Hi Rick,
Thanks for replying me!
I thought the longer ISIs the better the deconvolved results. And I thought we needed a slow event design to get better signal change curve of each stimulus. So the long rests were expected. But I am not sure about this. I thought the distribution of events should look evener but some ISIs are too small and the others are too big.

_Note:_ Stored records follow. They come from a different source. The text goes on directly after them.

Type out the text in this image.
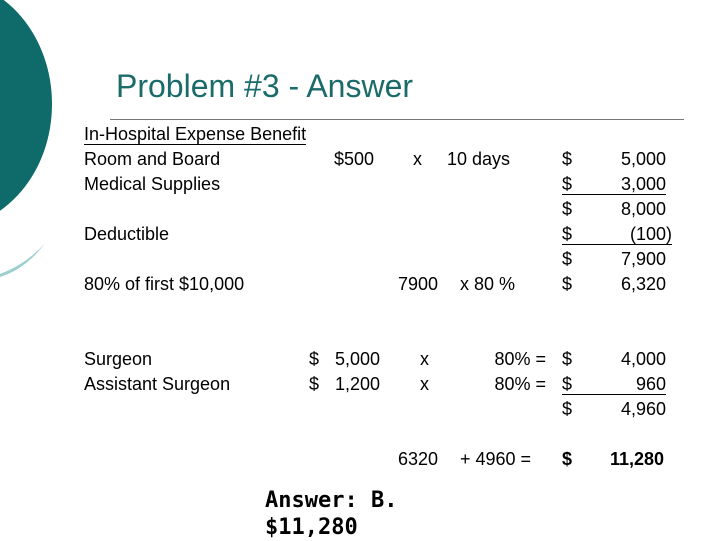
Problem #3 - Answer
In-Hospital Expense Benefit
Room and Board	$500 x 10 days	$	5,000
Medical Supplies	$	3,000
$	8,000
Deductible	$	(100)
$	7,900
80% of first $10,000	7900 x 80 %	$	6,320
Surgeon	$ 5,000 x	80% = $	4,000
Assistant Surgeon	$ 1,200 x	80% = $	960
$	4,960
6320 + 4960 = $	11,280
Answer: B.
$11,280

I also tried to reduce run_lengths to 180 includes pre_rest and post_rest:
set num_stim = 3
set num_runs = 4
set pre_rest = 0 #pre_rest will be added manually later in the formal experiment
set post_rest = 10
set min_rest = 10
set tr = 2.0
set stim_durs = 2
set stim_reps = 8 # This specifies the number of repetitions of each stimulus type, per run
@ run_lengths = 180 * `printf '%.f' "$tr"`
The optimal sequence looks evener. But the post_rest is still too long to take for me:
timing_tool.py -multi_timing stimes.${iter}_0* \
-run_len $run_lengths -multi_stim_dur $stim_durs \
-multi_show_isi_stats
ISI statistics (3 elements) :
total per run
------ ------------------------------
total time 1440.0 360.0 360.0 360.0 360.0
total time: stim 192.0 48.0 48.0 48.0 48.0
total time: rest 1248.0 312.0 312.0 312.0 312.0
rest: total isi 1142.0 290.0 280.0 280.0 292.0
rest: pre stim 18.0 0.0 12.0 6.0 0.0
rest: post stim 88.0 22.0 20.0 26.0 20.0
num stimuli 96 24 24 24 24
min mean max stdev
------- ------- ------- -------
rest: pre-stim 0.000 4.500 12.000 5.745
rest: post-stim 20.000 22.000 26.000 2.828
rest: run #0 ISI 10.000 12.609 36.000 5.606
rest: run #1 ISI 10.000 12.174 20.000 2.480
rest: run #2 ISI 10.000 12.174 16.000 2.329
rest: run #3 ISI 10.000 12.696 22.000 3.548
all runs: ISI 10.000 12.413 36.000 3.674
And the NSD of optimal sequence becomes bigger (from 0.332600 to 0.354300).
Do you have suggestions for me to improve?
Yu Zhang
Edited 4 time(s). Last edit at 05/07/2018 05:32AM by Zhang Yu.